Every mom has a fear they aren’t doing something right but I have an extra fear because these aren’t my biological children. They could leave at any moment, and the case worker is watching everything. I have to ask myself, “Is he clean and fed? Is he happy? Is he growing and hitting his milestones?” The answers are always yes.

The caseworker and his CASA (Court Appointed Special Advocate) made me feel a lot better. They both told me you can tell if he is well taken care of. You love him, and he loves you and that is the best thing to see in foster care.

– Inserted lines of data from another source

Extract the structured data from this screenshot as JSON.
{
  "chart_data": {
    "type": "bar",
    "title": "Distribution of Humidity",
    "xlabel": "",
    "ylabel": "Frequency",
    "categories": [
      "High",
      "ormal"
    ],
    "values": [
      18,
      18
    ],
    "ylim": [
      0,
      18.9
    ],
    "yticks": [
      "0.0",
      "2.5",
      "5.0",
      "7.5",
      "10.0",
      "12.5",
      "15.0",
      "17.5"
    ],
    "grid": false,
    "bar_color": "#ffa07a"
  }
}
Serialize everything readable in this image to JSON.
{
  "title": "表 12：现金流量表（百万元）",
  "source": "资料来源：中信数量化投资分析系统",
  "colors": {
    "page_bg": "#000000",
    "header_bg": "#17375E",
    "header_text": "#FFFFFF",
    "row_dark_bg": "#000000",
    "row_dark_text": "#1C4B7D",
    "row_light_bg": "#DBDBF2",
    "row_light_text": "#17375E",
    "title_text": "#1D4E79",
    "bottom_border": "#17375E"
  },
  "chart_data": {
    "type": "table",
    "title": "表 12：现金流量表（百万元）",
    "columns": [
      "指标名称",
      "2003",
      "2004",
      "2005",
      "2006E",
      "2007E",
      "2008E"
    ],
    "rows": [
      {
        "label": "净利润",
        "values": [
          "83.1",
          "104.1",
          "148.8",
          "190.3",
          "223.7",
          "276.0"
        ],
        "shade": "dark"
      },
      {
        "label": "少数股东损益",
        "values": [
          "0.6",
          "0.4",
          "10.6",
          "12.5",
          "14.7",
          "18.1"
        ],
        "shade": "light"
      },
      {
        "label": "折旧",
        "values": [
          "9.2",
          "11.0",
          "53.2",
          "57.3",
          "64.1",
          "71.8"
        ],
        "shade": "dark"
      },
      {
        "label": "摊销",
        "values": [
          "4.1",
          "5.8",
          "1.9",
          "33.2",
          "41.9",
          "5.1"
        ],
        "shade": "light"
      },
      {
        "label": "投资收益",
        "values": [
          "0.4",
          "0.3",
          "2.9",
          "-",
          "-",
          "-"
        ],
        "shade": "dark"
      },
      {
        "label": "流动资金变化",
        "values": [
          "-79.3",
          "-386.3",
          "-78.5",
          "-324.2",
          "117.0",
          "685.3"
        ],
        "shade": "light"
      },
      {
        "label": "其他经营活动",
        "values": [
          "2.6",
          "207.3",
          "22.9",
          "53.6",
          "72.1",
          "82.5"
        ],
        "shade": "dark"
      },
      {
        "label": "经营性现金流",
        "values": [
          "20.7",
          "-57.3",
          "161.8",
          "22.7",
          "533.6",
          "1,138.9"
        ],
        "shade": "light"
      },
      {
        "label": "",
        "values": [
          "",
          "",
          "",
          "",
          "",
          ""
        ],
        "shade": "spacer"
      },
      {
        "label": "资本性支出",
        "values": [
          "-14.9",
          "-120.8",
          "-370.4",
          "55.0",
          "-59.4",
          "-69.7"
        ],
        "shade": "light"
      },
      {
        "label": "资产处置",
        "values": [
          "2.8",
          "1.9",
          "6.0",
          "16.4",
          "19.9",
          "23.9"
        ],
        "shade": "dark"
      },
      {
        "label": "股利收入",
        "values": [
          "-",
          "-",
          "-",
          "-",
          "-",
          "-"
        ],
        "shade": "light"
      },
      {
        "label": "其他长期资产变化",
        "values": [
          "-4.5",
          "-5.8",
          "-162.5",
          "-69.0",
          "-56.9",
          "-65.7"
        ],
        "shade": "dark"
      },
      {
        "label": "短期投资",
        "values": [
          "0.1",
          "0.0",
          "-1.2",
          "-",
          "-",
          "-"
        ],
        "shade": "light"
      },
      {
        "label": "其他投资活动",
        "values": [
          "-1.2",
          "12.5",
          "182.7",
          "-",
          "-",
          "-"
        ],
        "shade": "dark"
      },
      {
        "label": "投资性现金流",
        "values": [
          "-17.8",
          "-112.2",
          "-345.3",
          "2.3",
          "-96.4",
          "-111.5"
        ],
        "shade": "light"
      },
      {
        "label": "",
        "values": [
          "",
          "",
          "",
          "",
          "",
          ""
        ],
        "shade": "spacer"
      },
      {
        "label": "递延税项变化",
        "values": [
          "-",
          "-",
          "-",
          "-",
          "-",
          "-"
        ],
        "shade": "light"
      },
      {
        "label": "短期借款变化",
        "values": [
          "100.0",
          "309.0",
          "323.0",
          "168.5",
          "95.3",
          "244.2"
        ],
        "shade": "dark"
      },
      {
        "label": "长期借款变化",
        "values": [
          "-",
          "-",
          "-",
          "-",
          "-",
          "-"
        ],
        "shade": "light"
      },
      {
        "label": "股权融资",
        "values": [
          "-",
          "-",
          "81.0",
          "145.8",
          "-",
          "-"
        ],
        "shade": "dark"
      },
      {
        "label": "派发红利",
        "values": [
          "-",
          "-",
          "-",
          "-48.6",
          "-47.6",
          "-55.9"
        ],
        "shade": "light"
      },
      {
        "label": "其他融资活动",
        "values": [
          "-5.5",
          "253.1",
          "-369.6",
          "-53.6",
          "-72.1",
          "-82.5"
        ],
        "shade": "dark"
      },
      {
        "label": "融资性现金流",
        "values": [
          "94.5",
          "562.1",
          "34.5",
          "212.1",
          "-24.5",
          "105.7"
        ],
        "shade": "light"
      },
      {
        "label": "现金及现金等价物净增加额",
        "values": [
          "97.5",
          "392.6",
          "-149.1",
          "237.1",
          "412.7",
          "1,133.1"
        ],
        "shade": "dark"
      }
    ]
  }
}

He is no longer “failure to thrive” and is a chunk! I love him so much.

I promise next week’s article will not be so heavy like the last few. Actually next week’s article is all about the funny things people say when I answer the question, “Is that your baby?”

DID YOU KNOW: From October, 2017 to September, 2018 there were 912 children adopted out of the foster care system in Louisiana. If you’ve been thinking about adoption I highly recommend looking into adopting out of the foster care system. You can find out more information and find children that are looking for homes at the Louisiana Heart Gallery’s website. This organization helps DCFS find homes for Louisiana children. They post pictures of some of the kids on their website but there are more. They also host events around the state to try to match children and families.


2 thoughts on “Foster Mom: Another Baby

  1. You are a true hero to these babies! Watching you adapt to motherhood has been amazing and wonderful! Your faithfulness to God’s calling has been truly inspirational!

  2. Thank you so very much. You are are an incredibly beautiful soul. These articles are wonderful. Keep them coming.